AnCnoc has always occupied an interesting corner of the Highland map. The distillery — known formally as Knockdhu — sits in the eastern Highlands, a region not typically associated with peat-forward whisky. That's precisely what makes the AnCnoc Peated Sherry expression such a compelling proposition. It takes two flavour profiles that have each, independently, dominated the single malt conversation for the past decade — peat smoke and sherry cask influence — and layers them together in a Highland context. The result is a whisky that feels both fashionable and grounded.
Style & Character
This is a no-age-statement release, which at 40% ABV and a price point just under £45 positions it squarely as an accessible everyday dram rather than a collector's piece. I want to be straightforward about that. The ABV is the legal minimum for Scotch, and I'd have liked to see this bottled at 43% or even 46% to give the peated sherry combination more room to breathe. That said, AnCnoc has historically produced a clean, fruity spirit — light on its feet for a Highland malt — and that house style lends itself well to absorbing both peat and sherry influence without becoming muddy or overwrought.
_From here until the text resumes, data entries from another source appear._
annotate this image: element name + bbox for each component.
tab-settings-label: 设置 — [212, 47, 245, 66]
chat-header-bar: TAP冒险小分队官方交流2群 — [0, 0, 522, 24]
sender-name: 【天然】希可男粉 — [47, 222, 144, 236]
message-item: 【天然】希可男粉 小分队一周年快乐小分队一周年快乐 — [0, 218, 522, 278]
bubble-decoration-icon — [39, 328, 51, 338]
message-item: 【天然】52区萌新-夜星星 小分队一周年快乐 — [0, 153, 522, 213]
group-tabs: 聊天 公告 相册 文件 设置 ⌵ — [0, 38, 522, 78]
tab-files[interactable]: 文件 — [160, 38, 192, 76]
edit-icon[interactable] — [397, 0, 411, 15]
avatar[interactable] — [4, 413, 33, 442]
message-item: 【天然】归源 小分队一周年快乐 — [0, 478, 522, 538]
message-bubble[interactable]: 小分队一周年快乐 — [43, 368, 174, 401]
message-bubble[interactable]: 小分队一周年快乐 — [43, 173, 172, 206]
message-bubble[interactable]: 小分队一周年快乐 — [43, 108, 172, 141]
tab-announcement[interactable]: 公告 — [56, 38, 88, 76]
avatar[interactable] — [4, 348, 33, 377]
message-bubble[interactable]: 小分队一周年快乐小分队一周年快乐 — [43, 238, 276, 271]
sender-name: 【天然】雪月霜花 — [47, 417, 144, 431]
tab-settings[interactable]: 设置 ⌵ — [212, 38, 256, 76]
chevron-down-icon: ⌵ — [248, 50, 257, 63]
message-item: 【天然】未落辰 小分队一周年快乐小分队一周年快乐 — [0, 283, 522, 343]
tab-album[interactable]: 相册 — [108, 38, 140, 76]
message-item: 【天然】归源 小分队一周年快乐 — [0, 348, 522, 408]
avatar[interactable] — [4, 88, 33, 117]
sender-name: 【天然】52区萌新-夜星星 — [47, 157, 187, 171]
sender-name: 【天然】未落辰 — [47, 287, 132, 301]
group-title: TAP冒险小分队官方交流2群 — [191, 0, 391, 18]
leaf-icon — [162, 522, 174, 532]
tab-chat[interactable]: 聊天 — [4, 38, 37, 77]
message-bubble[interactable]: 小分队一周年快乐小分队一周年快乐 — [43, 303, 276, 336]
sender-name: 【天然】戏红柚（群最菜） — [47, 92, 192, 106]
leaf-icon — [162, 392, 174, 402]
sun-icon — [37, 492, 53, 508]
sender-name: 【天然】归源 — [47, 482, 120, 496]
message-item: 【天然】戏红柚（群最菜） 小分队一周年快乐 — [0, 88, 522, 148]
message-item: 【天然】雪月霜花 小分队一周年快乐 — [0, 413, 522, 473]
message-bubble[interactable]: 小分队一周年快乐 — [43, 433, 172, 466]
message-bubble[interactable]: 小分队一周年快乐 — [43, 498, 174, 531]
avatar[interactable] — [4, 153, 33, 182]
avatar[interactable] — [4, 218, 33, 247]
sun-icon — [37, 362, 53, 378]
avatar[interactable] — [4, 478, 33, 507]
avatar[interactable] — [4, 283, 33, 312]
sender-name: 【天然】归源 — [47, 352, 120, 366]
What you should expect here is a whisky that balances sweetness against smoke. The sherry cask maturation will bring dried fruit richness, toffee, and warmth, while the peated malt introduces a savoury, gently ashy backbone. These aren't competing forces so much as complementary ones, and when a distillery gets the ratio right, the effect is something like a campfire lit beside an orchard in autumn. AnCnoc's lighter distillate typically allows cask character to come through with real clarity, so even at 40%, I'd wager the sherry and peat have genuine presence rather than sitting as faint suggestions.
The Verdict
At £44.95, the AnCnoc Peated Sherry represents solid value in a market where peated or sherried single malts — let alone both — routinely command £60 or more. It won't rewrite your understanding of Highland whisky, nor is it trying to. What it does is offer a well-conceived flavour combination from a distillery with genuine pedigree, at a price that doesn't punish curiosity. The 40% ABV is the only real concession, and for many drinkers it simply won't matter.
I'm scoring this 7.8 out of 10. It's a genuinely enjoyable whisky that punches cleanly at its price point, and the peated sherry concept is executed with enough conviction to stand apart from the growing crowd of NAS Highland malts. If AnCnoc were to release a cask-strength version of this same profile, I suspect we'd be talking about something exceptional. As it stands, this is a smart, well-made dram that earns its place on the shelf.
Best Served
Pour it neat in a Glencairn and give it five minutes to open. If the peat feels shy, add a few drops of water — that often coaxes smoke forward while softening the sherry sweetness into something more integrated. This would also make a surprisingly good base for a Rob Roy if you're feeling adventurous, though I'd drink it straight at least twice before mixing. On a cold evening, neat is the way.